The return of le prodigal fils
By Simon Newman
You know how it is don’t you? When someone asks a question you’ve had a hundred times already in the last month. It’s at a dinner party and you have to somehow resist the overwhelming urge to stab them in the eye with your fork. That’s how it was immediately after we returned to the UK after eleven years in the PO. That question? “So, what made you come back then?” Arrrgggghhhhhh!!!!
Thing is, it’s difficult explain. It just instinctively felt the right time to return to our roots. The French chapter seemed to have quite naturally, quite organically, come to an end. That was in 2013 and looking back, as the late, great Piaf, once said, “Non, je ne regrette nowt,” (a quote from her little-known wilderness years in Rochdale.)
But of course there are things that are missed. Aside from seeing good friends, they include –
- Boulangerie culture. Queuing for a baguette whilst, three customers ahead, ma voisine Gabrielle La Plonge discusses, in voix forte, the latest development in her heroically-endured gynecological saga. Trust me, Flaubert’s Madame Ovary had nothing on it.
- Pharmacy culture. Proper chemists, staff in pristine white coats, enemas for every maladie known to homme.
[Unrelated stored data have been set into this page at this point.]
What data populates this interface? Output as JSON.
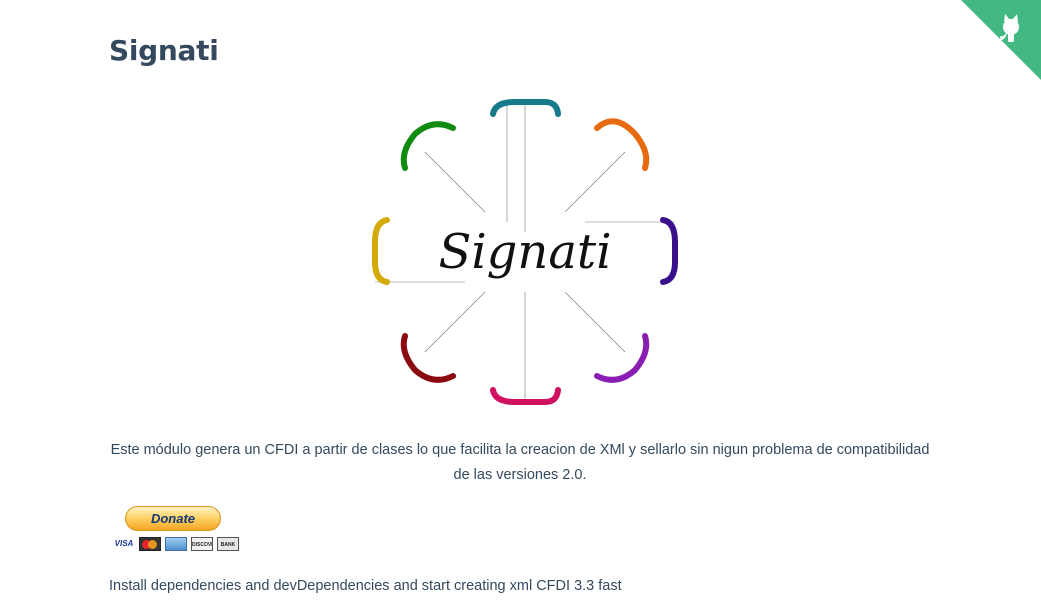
{
  "page": {
    "title": "Signati",
    "logo_text": "Signati",
    "description": "Este módulo genera un CFDI a partir de clases lo que facilita la creacion de XMl y sellarlo sin nigun problema de compatibilidad de las versiones 2.0.",
    "donate_label": "Donate",
    "payment_cards": [
      "VISA",
      "MasterCard",
      "AMEX",
      "DISCOVER",
      "BANK"
    ],
    "install_text": "Install dependencies and devDependencies and start creating xml CFDI 3.3 fast"
  },
  "colors": {
    "accent": "#42b983",
    "heading": "#34495e",
    "logo_petals": [
      "#167a8b",
      "#e86a10",
      "#3a0f8c",
      "#8b1eb2",
      "#d01060",
      "#8b0a12",
      "#d4a90a",
      "#118a12"
    ]
  },
  "icons": {
    "corner": "github-octocat-icon"
  }
}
Knowledgeable advice on anything from foot fungus to girolles – and how to avoid confusing the two. You need to cook the former for longer apparently.
- Les Infos in mid August. Interviews with drivers stuck in 20km bouchons. Un gar qui normally would overtake with suicidal aplomb and a deft middle finger is somehow transformed into a serene Zen master. “Alors, pfff, what can one do? It is ze summer n’est ce pas? We will get zere when we arrive.”
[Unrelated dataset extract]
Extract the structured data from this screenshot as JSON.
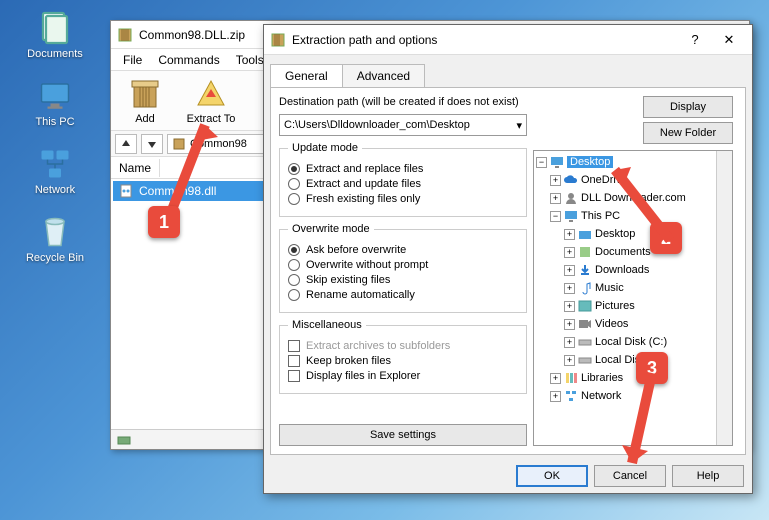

- The meteo lady on TV1. Evelyne Délhiat. Her frocks, her little dance around les nuages. Her coy bobs and curtsies. Be still my beating coeur. Oh Evelyne, if only you knew. No one made grisailles sound more desirable.
- The culture of, “Just popping into Spain.” Living over the border wouldn’t have been the same. It’s the instant cultural transformation that makes the short hop so rewarding.
- Bosses kidnapped by grévistes. Cordon bleu meals with fine wine are sent in whilst leisurely settlement talks ensue. Handshakes afterwards. All very civilisé. Apart from the trashing of computers and tyre burning obviously.
- The joy of fixed price “menu” lunches. Limp attempts are made in the UK but then they charge you for wine, bread and water on top. How Biblical is that? Sacred blue!
So, what about the upsides of living back in Blighty? Well, aside from seeing the family without recourse to M’sieur O’Leary there’s really only one thing that stands out. Being able to go into my bank, fart, and not get charged for the privilege.
Oh, I forgot. And not seeing shop doors displaying “Fermeture Exceptionnelle.” Watch my lips M’sieur le Commercant. It’s not exceptional. It’s any bloody time you feel like it! I once promised myself to write an article entitled, “Ouverture Exceptionnelle” which for some establishments is more adjacent to the verite. Must get round to that.
And finally I’d like to share with you a lesson I learned on surviving bureaucracy as a rosbif. A speeding infraction (53 kph in a 50, quelle horreur!) forced me to apply for a french permis. But my British licence allowed me to drive a 12 seater mini-bus. M’sieur le Fonctionnaire at Perpignan said, “For this you must pass une autre driving test,” then adding with unsettling relish, “plus a special examen médical.” He didn’t quite snap-on the Marigolds but my lower cheeks activated auto-clench mode nonetheless. I countered with, “I don’t need the mini-bus category. Can’t you just leave it out?” But he was resolute, “You have it maintenant, you must have it encore.”
More in espoir than expectation I went along to my local Mairie for help. Madame looked bored until I unwittingly uttered the trigger word, Perpignan. She looked askance, “Perpignan?,” then repeated with added venom, “Perpignan? I will tell vous exactement what Madame zinks of Perpignan.” Then with theatrical exaggeration she hawked loudly and mimed a spectacular flob into the wastebin. “Pah! Zat is what I zink of les imbéciles at Perpignan!” She picked up the phone and after a three minute tsunami of unrepeatable expletives she turned to me with beatific smile, “Alors, tout va bien M’sieur.”
My new licence arrived three days later. Sorted.